Saturday, April 24, 2010

submishmash visits the HTMLGIANT. And goodness ensues.

Quite nice to see the always awesome Michael A. Fitzgerald interviewed about submishmash at the HTMLGIANT this week. This Zine Will Change Your Life is a proud member of the submishmash revolution and we hope you will take a look. In the interim though please feel free to peruse the below excerpt.

I want to go back to something you said earlier. The idea that you can make things easier for writers by making things easier for publishers really blows me away. It’s so forward-thinking. I think people (like me) who agonize over ways to make literature viable work hard at making their stories great or their presses great—but in the meantime it’s extremely difficult to manage the administrative tasks. It’s becoming clear that literature doesn’t just depend on writers and publishers—even indie literature is developing a structure. Booksellers are getting into the mix, and lately a lot of developers have joined the charge with sites primarily for writers/readers—like Fictionaut or ambitious online journals like Electric Literature. But Submishmash is really back end, since your focus is on the publisher. To me this is absolutely essential, but is it thankless?

No, not thankless at all. John’s band Oblio Joes (click here to listen to a super cool indie rock song from the Oblio Joes) was around for 12 years. Bruce has spent the last 5 years working on a documentary about Travis Bean guitars. Radiant Days took me 8 years. More people have used Submishmash in the last month than heard of any of these projects. And whether they know it or not, they’re using Submishmash to make literature happen. And isn’t this interview being posted on the Internet Literature Magazine Blog of the Future? We feel pretty good.

But, to the first part of the question: Yeah, that’s exactly right. The arts are ripe for technological innovation because the big brains are all focused on the outward-facing parts of art itself. But successful ideas (not saying this is one) are always about simple solutions to difficult problems. How do I search the internet? How do I send information to my mom? How do small publishers get paid? How do they pay their writers?
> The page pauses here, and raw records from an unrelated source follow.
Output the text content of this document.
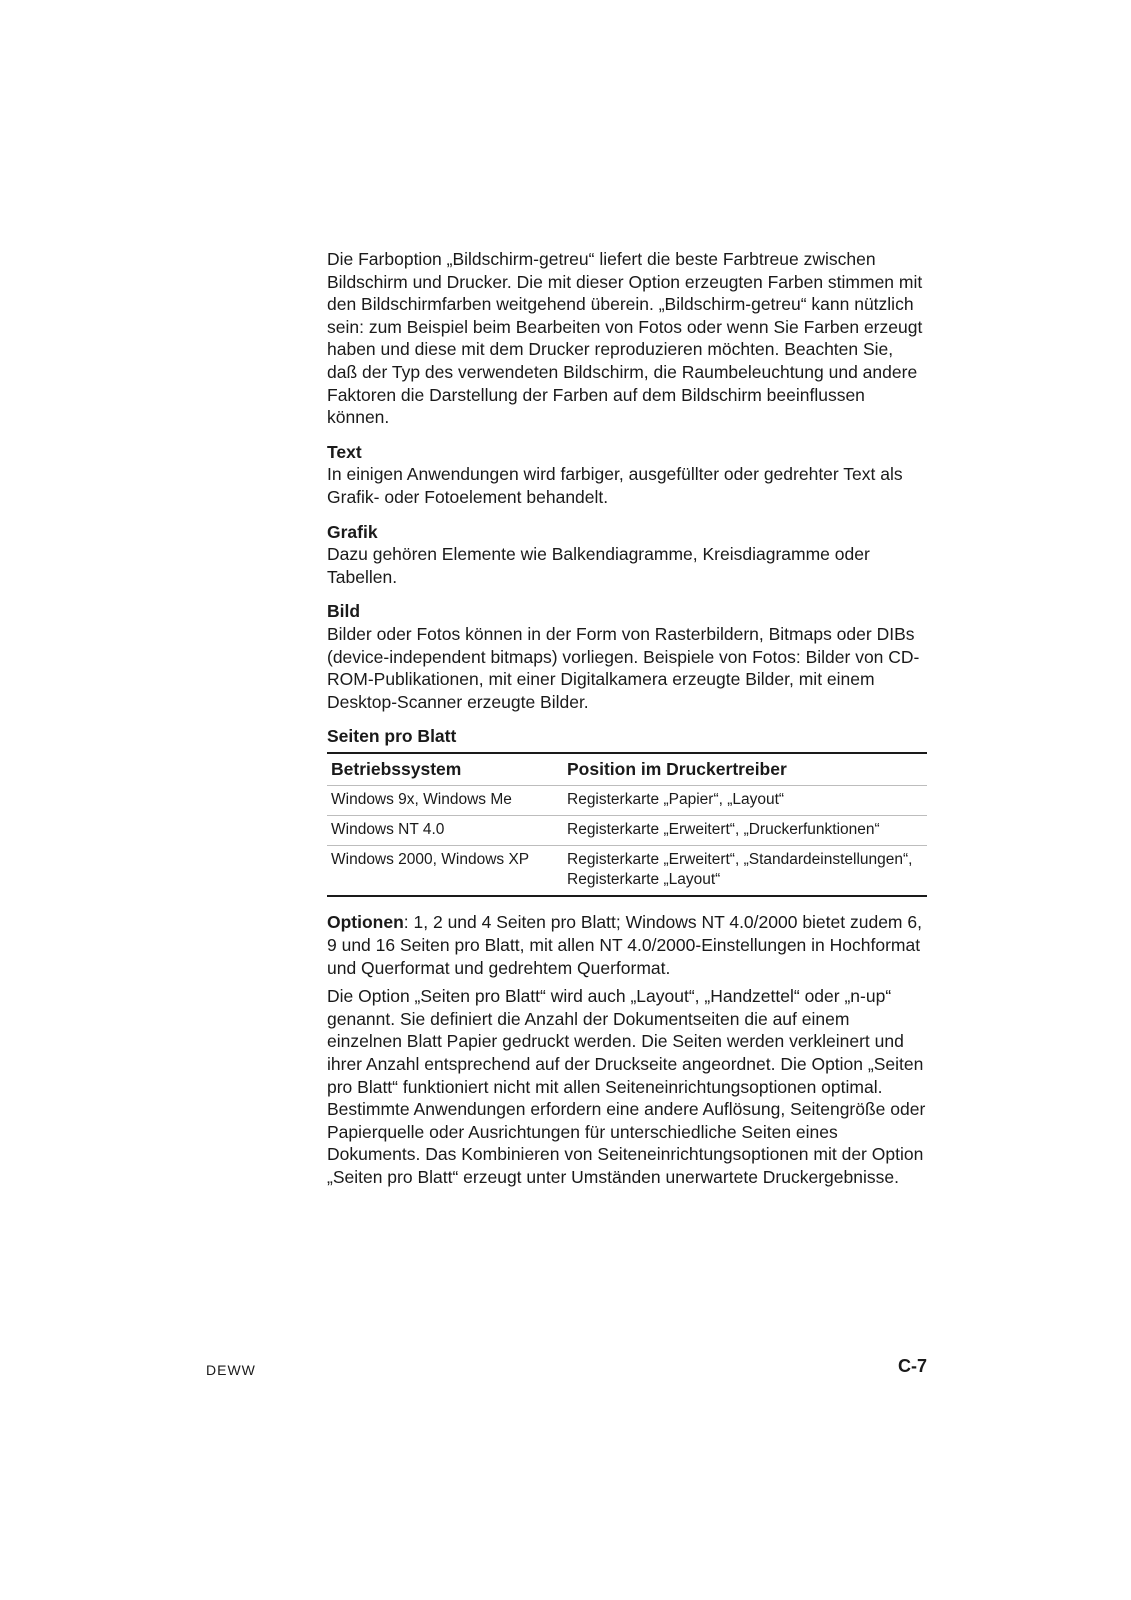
Die Farboption „Bildschirm-getreu“ liefert die beste Farbtreue zwischen Bildschirm und Drucker. Die mit dieser Option erzeugten Farben stimmen mit den Bildschirmfarben weitgehend überein. „Bildschirm-getreu“ kann nützlich sein: zum Beispiel beim Bearbeiten von Fotos oder wenn Sie Farben erzeugt haben und diese mit dem Drucker reproduzieren möchten. Beachten Sie, daß der Typ des verwendeten Bildschirm, die Raumbeleuchtung und andere Faktoren die Darstellung der Farben auf dem Bildschirm beeinflussen können.

Text

In einigen Anwendungen wird farbiger, ausgefüllter oder gedrehter Text als Grafik- oder Fotoelement behandelt.

Grafik

Dazu gehören Elemente wie Balkendiagramme, Kreisdiagramme oder Tabellen.

Bild

Bilder oder Fotos können in der Form von Rasterbildern, Bitmaps oder DIBs (device-independent bitmaps) vorliegen. Beispiele von Fotos: Bilder von CD-ROM-Publikationen, mit einer Digitalkamera erzeugte Bilder, mit einem Desktop-Scanner erzeugte Bilder.

Seiten pro Blatt

Betriebssystem	Position im Druckertreiber
Windows 9x, Windows Me	Registerkarte „Papier“, „Layout“
Windows NT 4.0	Registerkarte „Erweitert“, „Druckerfunktionen“
Windows 2000, Windows XP	Registerkarte „Erweitert“, „Standardeinstellungen“, Registerkarte „Layout“

Optionen: 1, 2 und 4 Seiten pro Blatt; Windows NT 4.0/2000 bietet zudem 6, 9 und 16 Seiten pro Blatt, mit allen NT 4.0/2000-Einstellungen in Hochformat und Querformat und gedrehtem Querformat.

Die Option „Seiten pro Blatt“ wird auch „Layout“, „Handzettel“ oder „n-up“ genannt. Sie definiert die Anzahl der Dokumentseiten die auf einem einzelnen Blatt Papier gedruckt werden. Die Seiten werden verkleinert und ihrer Anzahl entsprechend auf der Druckseite angeordnet. Die Option „Seiten pro Blatt“ funktioniert nicht mit allen Seiteneinrichtungsoptionen optimal. Bestimmte Anwendungen erfordern eine andere Auflösung, Seitengröße oder Papierquelle oder Ausrichtungen für unterschiedliche Seiten eines Dokuments. Das Kombinieren von Seiteneinrichtungsoptionen mit der Option „Seiten pro Blatt“ erzeugt unter Umständen unerwartete Druckergebnisse.

DEWW	C-7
With few resources (which is starting to be any publisher that matters), how do they deal with endless piles of submissions?

successful ideas (not saying this is one) are always about simple solutions to difficult problems . . . Most software fails because it tries to do too much or it’s just what the designer or developer might think is ‘cool’.

Most software fails because it tries to do too much or it’s just what the designer or developer might think is ‘cool’. It becomes a pile of weird features rather than a simple tool that lets users complete a straight-forward goal. (In the software world, this is all 101. Sort of like a writer saying, Show, don’t tell.) But the best software is the software you don’t even notice you’re using. (Incidentally, writing can be the same way.)